The fees paid by users flow to the Rollup operators, who are responsible for ordering, bundling, batching, or computing those transactions that require validity proofs.
Finally, the compressed transactions or messages from Rollup need to be settled on the base layer, which is the most expensive part of all steps. At the same time, running a system inevitably incurs costs and generates revenue, which incentivizes each participant to work.
In just three months, zksync has paid over $13 million in data availability (DA) and verification costs, followed by $8.3 million for Arbitrum and $6.5 million for Optimism. But what are the sources of these costs? The three main factors leading to these costs include:
· Operator costs
· Data availability costs (DA)
· Proving costs
Rollup Costs
Operator Costs: Involves expenses related to sorting, transaction validation, block generation, and other aspects of batch transaction processing. Since most Rollup operators are currently centralized, these costs are borne by the protocol itself or its partners.
Data Availability Costs: DA costs are the fees for batch submissions. Once operators accumulate enough data, they publish the data to the base layer in the form of "CALLDATA." The fees for publishing data are borne by the base layer, and the market price of data is governed by EIP-1559.
Proving Costs: In zkrollup, nodes on L2 need to submit validity proofs to demonstrate the correctness of changes. This process incurs proving costs whenever a state change is required.
Rollup Revenue
Now that we understand the main costs of Rollup, there must be corresponding revenue to offset these costs. Rollup's revenue relies on two main areas:
· Transaction fees
· Token issuance
Transaction Fees: Whenever a user transacts on Rollup, a fee is charged for that transaction. Additionally, Rollup can generate revenue through congestion fees (in the sequencer) and from MEV (Maximum Extractable Value) extracted from transactions.
Token Issuance: Launching a native Layer 2 token can be an important source of revenue for the team. Tokens help cover infrastructure costs while incentivizing both operators and investors, also promoting decentralization in shared services (the future of Layer 2).
Excluding token issuance and financing revenue, zkSync still managed to accumulate approximately $20 million in revenue from transaction fees, with a profit of $6.87 million after costs, ranking first. Meanwhile, both Base and Arb made a profit of $3.5 million, tying for second place.
Summary of Rollup Economics
Rollup involves three main participants: users, operators, and the base layer (L1).
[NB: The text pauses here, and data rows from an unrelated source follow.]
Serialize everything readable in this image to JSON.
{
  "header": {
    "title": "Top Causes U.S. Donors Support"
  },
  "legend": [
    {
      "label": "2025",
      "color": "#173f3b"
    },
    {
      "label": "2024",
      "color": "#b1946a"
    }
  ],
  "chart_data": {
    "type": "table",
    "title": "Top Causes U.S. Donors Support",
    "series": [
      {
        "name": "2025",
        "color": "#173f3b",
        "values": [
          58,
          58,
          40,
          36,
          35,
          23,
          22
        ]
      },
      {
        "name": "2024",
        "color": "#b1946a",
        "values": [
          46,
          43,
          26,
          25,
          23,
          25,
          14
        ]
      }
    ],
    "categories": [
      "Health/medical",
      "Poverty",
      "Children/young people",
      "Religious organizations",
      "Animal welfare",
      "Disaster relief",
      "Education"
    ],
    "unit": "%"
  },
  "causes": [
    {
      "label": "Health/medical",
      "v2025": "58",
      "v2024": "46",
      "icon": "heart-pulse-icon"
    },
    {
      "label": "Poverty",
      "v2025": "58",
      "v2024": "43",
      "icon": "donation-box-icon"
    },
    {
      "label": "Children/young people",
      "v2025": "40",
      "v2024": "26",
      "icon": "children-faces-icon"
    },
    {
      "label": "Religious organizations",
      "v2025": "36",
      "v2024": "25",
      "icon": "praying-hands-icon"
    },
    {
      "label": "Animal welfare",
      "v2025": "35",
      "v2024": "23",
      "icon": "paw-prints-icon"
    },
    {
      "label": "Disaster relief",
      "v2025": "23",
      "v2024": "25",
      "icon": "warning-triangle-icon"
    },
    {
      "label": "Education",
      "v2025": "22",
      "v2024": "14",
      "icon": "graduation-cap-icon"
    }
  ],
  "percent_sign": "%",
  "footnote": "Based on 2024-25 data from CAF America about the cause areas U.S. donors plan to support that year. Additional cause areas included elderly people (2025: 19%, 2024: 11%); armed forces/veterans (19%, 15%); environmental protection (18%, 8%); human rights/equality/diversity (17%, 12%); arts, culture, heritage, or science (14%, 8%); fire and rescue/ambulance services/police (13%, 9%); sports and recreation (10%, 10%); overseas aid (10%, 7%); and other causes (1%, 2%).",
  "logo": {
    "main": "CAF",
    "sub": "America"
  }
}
The costs of running this system include operator costs, data availability costs, and proving costs (which dominate in zkRollup). To offset these costs, Rollup's revenue depends on transaction fees and token issuance.
A deeper understanding of the value flow between users and operators can be summarized in the following equations:
User Fees Paid = L1 Data Availability Costs + Operator Costs + L2 Congestion Fees
Operator Costs = L1 Data Availability Costs + Costs of Maintaining Operators
Operator Revenue = L2 User Fees + MEV in the Sequencer
Operator Profit = Operator Revenue - Operator Costs
Through these basic mathematical calculations, we can estimate the profitability of operators in different Rollups.
Given this, maintaining budget balance or surplus remains a primary goal for every L2. Therefore, many L2s are experimenting with different economic designs, including:
• Strategically reducing sending costs to L1
• Optimizing L2 congestion fees
Conclusion
Currently, we have only scratched the surface of Rollup. There is much more to discuss regarding Rollup economics. For a deeper understanding, it is recommended to read “Understanding rollup economics from first principles”.